Skąd się wzięło OK?

Okej, jeśli chcesz, pójdziemy do pubu;

U mnie wszystko OK; – Randka była zupełnie okej;

Czego ty od niego chcesz, on jest okej?

Nie ma co ukrywać – lubicie się posługiwać tym krótkim słowem w kontaktach między sobą, oj lubicie. Ale nic dziwnego. Okay [wym. oukej], pisane też w oryginale w skrócie O.K., to najpopularniejszy na świecie amerykanizm, znaczący ‘wszystko w porządku, dobrze, zgoda’. Czy wiecie, skąd się wzięło to powiedzenie? Wersji jest kilka (podaje je prof. Jan Miodek).

Niektórzy uważają, że był to skrót od wyrażenia Old Kinder-hook, miejsca urodzenia Martina van Burena, ósmego prezydenta Stanów Zjednoczonych Ameryki. Old Kinder-hook i skrótowiec O.K. miały być sloganem w jego kampanii wyborczej w 1840 r. Van Buren starał się ponownie o fotel z ramienia partii demokratycznej.

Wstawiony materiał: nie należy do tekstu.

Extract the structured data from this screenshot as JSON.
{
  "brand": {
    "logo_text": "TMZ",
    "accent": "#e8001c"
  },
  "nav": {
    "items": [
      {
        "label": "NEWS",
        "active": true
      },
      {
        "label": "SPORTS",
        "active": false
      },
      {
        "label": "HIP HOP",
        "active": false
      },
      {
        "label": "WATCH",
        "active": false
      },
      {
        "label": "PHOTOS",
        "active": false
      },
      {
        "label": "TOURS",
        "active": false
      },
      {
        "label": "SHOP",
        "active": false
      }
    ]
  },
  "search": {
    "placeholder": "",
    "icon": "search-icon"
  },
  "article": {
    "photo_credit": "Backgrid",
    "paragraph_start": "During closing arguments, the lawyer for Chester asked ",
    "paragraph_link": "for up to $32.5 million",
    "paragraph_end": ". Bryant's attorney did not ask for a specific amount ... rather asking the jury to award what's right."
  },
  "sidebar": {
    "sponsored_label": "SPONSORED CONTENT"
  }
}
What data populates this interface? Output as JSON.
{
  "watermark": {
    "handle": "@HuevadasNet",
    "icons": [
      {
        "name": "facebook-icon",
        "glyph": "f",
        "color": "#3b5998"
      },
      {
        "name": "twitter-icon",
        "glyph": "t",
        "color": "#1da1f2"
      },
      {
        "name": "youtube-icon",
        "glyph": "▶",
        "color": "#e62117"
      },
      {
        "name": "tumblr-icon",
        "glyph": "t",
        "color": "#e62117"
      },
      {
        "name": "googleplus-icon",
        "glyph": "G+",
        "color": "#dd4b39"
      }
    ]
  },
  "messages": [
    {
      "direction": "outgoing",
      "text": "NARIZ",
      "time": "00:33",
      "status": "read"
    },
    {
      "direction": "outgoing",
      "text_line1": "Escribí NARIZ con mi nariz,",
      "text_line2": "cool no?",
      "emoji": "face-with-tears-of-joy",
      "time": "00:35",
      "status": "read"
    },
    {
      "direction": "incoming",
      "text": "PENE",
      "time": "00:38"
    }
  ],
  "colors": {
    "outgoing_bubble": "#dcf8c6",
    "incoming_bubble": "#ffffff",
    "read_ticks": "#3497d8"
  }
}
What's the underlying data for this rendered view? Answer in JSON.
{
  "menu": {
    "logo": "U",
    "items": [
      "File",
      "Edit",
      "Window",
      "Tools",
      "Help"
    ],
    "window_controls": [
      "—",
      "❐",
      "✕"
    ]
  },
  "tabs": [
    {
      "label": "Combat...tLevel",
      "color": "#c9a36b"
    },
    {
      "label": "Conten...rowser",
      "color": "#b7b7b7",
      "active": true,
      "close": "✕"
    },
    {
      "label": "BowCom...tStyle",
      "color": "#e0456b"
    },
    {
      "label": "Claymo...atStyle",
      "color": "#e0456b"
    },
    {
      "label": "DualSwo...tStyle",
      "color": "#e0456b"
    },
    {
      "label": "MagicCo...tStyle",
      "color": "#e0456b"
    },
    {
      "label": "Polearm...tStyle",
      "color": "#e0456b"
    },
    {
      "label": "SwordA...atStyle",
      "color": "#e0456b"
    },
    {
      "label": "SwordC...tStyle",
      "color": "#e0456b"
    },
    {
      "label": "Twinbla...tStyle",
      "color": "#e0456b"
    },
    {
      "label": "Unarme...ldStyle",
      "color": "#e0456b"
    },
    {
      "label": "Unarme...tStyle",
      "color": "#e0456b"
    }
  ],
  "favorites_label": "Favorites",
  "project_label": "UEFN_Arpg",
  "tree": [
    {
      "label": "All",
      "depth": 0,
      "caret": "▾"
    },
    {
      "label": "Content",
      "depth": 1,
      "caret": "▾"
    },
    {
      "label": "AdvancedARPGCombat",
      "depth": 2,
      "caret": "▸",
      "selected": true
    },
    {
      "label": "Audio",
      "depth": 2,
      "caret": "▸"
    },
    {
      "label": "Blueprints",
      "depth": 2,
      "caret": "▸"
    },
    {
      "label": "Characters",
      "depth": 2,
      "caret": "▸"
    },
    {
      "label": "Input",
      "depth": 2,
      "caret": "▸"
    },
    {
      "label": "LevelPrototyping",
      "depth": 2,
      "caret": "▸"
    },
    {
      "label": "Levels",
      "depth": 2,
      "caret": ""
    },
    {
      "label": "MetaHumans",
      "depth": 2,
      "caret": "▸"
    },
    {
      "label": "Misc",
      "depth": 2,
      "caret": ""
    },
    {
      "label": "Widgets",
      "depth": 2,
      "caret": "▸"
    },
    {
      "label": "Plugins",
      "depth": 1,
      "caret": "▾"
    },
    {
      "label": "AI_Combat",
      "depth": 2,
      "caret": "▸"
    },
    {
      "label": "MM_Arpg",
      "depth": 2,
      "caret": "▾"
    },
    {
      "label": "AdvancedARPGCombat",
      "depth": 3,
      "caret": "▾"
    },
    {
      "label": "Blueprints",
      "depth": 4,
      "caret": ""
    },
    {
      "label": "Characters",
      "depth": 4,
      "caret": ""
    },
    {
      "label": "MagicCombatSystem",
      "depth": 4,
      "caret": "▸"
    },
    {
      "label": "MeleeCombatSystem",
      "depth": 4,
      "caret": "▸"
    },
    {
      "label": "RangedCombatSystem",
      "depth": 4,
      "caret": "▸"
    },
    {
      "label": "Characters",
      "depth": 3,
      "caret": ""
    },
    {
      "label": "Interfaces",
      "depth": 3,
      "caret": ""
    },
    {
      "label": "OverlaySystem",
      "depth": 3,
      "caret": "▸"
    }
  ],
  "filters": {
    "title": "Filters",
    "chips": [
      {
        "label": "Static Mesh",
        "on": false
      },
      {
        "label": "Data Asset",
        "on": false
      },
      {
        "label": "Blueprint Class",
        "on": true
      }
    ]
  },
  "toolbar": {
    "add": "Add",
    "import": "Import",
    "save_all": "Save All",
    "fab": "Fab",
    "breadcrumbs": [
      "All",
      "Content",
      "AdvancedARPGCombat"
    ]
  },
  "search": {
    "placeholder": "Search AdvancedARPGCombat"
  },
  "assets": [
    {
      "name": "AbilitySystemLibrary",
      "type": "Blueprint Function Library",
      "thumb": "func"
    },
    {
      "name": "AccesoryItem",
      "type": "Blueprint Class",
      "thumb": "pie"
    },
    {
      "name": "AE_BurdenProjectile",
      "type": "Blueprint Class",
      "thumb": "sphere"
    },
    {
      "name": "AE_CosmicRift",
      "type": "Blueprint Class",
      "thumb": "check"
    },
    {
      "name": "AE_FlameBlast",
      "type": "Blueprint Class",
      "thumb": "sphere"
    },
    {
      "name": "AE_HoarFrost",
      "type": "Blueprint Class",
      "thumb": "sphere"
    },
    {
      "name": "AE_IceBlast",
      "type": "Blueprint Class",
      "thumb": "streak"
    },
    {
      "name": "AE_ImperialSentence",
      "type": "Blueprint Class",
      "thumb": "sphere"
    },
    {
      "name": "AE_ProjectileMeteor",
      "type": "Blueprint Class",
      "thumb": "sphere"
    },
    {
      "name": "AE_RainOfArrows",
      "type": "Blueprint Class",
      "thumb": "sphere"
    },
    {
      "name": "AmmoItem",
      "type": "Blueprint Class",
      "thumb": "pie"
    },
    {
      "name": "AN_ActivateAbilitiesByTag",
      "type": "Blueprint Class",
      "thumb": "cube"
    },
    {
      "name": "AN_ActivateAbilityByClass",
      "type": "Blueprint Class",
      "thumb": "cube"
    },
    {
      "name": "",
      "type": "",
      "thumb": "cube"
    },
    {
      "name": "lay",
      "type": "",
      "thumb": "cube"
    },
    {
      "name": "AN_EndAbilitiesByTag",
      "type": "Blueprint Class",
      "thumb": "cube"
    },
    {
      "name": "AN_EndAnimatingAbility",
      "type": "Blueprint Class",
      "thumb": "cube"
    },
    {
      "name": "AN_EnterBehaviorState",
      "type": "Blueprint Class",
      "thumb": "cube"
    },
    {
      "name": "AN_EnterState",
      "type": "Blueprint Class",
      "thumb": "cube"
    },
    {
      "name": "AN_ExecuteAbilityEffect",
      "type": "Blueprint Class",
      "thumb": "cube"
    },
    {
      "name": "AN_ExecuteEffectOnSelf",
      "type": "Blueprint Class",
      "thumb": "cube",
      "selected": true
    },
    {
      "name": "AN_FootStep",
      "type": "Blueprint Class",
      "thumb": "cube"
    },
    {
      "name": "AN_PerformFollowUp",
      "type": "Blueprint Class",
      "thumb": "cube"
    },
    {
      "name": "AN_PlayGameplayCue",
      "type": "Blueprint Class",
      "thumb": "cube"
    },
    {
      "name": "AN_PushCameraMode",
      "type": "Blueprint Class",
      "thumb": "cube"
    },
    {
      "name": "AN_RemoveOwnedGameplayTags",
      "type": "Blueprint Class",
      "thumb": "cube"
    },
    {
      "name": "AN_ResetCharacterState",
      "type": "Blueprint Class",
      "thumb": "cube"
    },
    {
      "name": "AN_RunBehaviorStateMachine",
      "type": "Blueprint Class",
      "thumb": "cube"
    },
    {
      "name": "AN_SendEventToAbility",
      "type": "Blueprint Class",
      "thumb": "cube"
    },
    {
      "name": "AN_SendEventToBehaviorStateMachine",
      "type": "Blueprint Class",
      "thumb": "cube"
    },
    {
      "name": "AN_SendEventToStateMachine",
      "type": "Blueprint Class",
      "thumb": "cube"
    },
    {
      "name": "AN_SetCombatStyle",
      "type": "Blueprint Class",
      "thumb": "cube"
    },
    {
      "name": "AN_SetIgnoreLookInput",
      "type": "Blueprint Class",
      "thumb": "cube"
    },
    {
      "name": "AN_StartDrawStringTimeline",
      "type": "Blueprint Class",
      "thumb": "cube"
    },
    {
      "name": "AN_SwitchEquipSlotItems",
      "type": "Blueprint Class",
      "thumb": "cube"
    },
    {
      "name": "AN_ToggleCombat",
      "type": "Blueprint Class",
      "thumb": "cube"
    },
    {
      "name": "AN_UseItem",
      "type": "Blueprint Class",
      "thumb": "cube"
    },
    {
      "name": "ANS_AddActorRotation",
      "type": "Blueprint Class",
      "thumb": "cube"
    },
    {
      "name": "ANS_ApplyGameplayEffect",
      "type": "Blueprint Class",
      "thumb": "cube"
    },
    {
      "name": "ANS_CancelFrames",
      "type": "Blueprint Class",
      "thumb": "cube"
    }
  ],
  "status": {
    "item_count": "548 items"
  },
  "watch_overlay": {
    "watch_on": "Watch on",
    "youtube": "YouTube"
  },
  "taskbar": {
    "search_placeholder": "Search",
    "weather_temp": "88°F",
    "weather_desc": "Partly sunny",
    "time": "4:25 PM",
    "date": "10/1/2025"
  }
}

Inni przypisują upowszechnienie się okay/O.K. dziewiętnastowiecznemu podróżnikowi, odkrywcy szlaków na Zachód, pogromcy Indian Kitowi Carsonowi, późniejszemu generałowi, który swe raporty opatrywał formułką „All correct”, co fonetycznie brzmiało ol korekt. Zamiast jednak w całości pisać all correct, generał używał skrótu O.K.

Część amerykańskich badaczy języka jest jednak zdania, że wyrażenie okay/O.K. może pochodzić… z gwary Murzynów. Uou kej znaczy tam ‘tak jest’, a przywiezione zostało do Ameryki w XVIII w przez niewolników z Afryki.

Ale to tylko hipotezy. Podobno istnieje jeszcze kilka opowieści związanych z genezą okay/O.K.

Kiedy to krótkie, ale niezwykle pożyteczne słowo znalazło się w polszczyźnie, pojawił się kłopot, jak je zapisywać: okay, okey, okej, O.K. (z dwiema kropkami), OK. (z jedną kropką) czy OK (bez kropek)? Popatrzcie – możliwości było aż sześć! Językoznawcy głowili się, głowili i wreszcie zadecydowali…

Według najnowszego (wydanego na wiosnę 2003 r.) i najlepszego Wielkiego słownika ortograficznego PWN pod redakcją prof. Edwarda Polańskiego trzeba pisać okej (po spolszczeniu małą literą) albo OK (bez kropek, bo to skrótowiec, i wielkimi literami, gdyż taka jest reguła ortograficzna). Niektóre słowniki wyrazów obcych zamieszczają jeszcze oryginalną postać okay, ale nie zasługuje ona chyba na rozpowszechnienie, gdyż większość zapożyczeń podlega dziś spolszczeniu (np. lancz, slams, diler, koktajlbar, biznesplan itp.).

Wyobraźcie sobie, że okej/OK tak mocno weszło do naszej gramatyki, iż może być partykułą oznaczającą zgodę na coś, akceptację, potwierdzenie czegoś, np. (Okej/OK, jeśli chcesz, zostaniemy w domu), przysłówkiem (np. Myślała, że wszystko będzie okej/OK) i przymiotnikiem (np. Spotkanie było naprawdę okej/OK; Dziewczyna była okej/OK).

Pamiętajcie tylko, by nie przesadzać z okey/OK. Czasem, dla urozmaicenia wypowiedzi, warto się posłużyć rodzimymi odpowiednikami dobrze, oczywiście, zgoda, jasne wspaniale, w porządku albo od biedy – jeśli to konieczne – innym zapożyczeniem znaczącym prawie to samo, all right [wym. ol rajt].

À propos  (słowo to wymawia się z akcentem na ostatnią sylabę, a propo) all right… Wiecie, jak nazywa się człowiek bez lewego ucha, lewego oka, lewej ręki i lewej nogi? All right (‘cały prawy’).